Ves a tu mamá desanimarse y la ves desinflarse. Ves como eventualmente levanto mis manos y me alejo. Me ves empezar a llorar de vez en cuando y me oyes preguntarle a tu papá: “¿Por qué es tan difícil?” Sé que ves estas cosas, dulce chico, y desearía poder ocultarte. Sé que no entiendes; de alguna manera me alegro por eso, y de otra manera desearía poder explicar que no me hace quererte menos. Ni un solo momento vale menos.

Los dos estamos luchando.

Pero sé en mi corazón que eres el niño que Dios quería que tuviera. Del mismo modo, sé que soy la mamá que Dios quería que tuvieras. Ambos necesitábamos esta lucha por alguna razón u otra. No importa si descubrimos o no el motivo de esta lección.
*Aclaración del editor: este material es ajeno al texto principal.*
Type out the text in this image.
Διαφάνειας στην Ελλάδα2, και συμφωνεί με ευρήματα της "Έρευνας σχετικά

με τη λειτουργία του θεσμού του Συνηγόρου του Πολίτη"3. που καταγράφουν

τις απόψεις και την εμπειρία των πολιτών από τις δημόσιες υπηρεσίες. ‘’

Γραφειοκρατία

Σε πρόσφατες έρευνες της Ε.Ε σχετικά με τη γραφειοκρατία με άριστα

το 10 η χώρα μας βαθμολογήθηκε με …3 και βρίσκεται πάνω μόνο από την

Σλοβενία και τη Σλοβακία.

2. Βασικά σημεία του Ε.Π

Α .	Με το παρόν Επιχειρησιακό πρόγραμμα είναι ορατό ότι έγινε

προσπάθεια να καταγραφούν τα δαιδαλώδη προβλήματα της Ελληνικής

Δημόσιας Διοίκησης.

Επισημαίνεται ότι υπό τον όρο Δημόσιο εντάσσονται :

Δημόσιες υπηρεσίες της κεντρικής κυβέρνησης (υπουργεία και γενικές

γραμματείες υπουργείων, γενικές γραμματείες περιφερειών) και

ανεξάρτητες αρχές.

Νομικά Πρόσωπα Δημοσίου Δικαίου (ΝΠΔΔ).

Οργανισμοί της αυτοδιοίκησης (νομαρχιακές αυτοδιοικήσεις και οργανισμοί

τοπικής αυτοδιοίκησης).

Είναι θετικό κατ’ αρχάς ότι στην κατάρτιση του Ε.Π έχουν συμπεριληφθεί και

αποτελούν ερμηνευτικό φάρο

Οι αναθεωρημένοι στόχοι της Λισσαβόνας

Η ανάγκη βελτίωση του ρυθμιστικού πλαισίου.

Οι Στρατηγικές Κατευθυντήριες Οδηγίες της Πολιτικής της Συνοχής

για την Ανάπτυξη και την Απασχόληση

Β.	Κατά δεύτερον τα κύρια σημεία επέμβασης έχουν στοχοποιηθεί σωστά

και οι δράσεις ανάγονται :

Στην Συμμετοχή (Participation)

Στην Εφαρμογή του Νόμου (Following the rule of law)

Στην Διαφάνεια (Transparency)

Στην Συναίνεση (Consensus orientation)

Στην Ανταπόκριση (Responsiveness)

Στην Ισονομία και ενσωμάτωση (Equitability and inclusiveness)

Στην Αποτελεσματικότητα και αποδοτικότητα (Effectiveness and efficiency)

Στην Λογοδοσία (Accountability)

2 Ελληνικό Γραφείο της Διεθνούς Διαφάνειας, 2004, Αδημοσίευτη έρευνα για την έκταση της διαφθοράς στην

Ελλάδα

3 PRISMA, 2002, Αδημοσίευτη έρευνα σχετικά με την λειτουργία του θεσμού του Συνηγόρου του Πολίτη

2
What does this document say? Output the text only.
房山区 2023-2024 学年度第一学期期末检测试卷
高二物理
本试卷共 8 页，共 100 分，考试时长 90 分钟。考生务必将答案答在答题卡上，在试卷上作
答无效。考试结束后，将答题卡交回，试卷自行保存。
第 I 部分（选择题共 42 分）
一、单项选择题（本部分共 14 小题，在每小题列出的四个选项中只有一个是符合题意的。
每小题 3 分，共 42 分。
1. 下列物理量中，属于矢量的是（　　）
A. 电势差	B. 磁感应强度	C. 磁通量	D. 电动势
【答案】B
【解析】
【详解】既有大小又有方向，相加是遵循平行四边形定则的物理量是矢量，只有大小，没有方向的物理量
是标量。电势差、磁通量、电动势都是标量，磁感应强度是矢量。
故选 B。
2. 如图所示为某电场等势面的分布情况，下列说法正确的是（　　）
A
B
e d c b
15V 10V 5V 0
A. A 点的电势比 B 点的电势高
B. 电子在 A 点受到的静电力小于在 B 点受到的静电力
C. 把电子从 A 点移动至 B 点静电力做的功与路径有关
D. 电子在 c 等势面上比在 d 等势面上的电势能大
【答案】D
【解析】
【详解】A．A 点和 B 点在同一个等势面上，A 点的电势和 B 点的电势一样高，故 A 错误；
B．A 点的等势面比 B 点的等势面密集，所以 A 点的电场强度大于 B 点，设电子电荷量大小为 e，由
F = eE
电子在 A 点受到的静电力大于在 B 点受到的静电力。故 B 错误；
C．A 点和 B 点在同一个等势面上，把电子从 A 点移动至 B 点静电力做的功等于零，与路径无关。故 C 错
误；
Lo que importa, mi querido muchacho, es que lo superemos con gracia.

Rezo para que nunca pienses que estoy enojado con tú cuando me frustro yo a.m enojado, pero solo conmigo mismo por no tener más paciencia. Rezo para poder recordarme que hay muchos más momentos buenos que malos, y rezo para poder disfrutarlos mientras suceden. Rezo por ti constantemente. Que sabes cuánto eres amado, protegido y apreciado.

Ambos estamos luchando, pero nunca te dejaré solo en la lucha. Estaré allí junto a ti, haciendo mi mejor esfuerzo para ayudarnos a ambos. Esa es mi promesa para ti.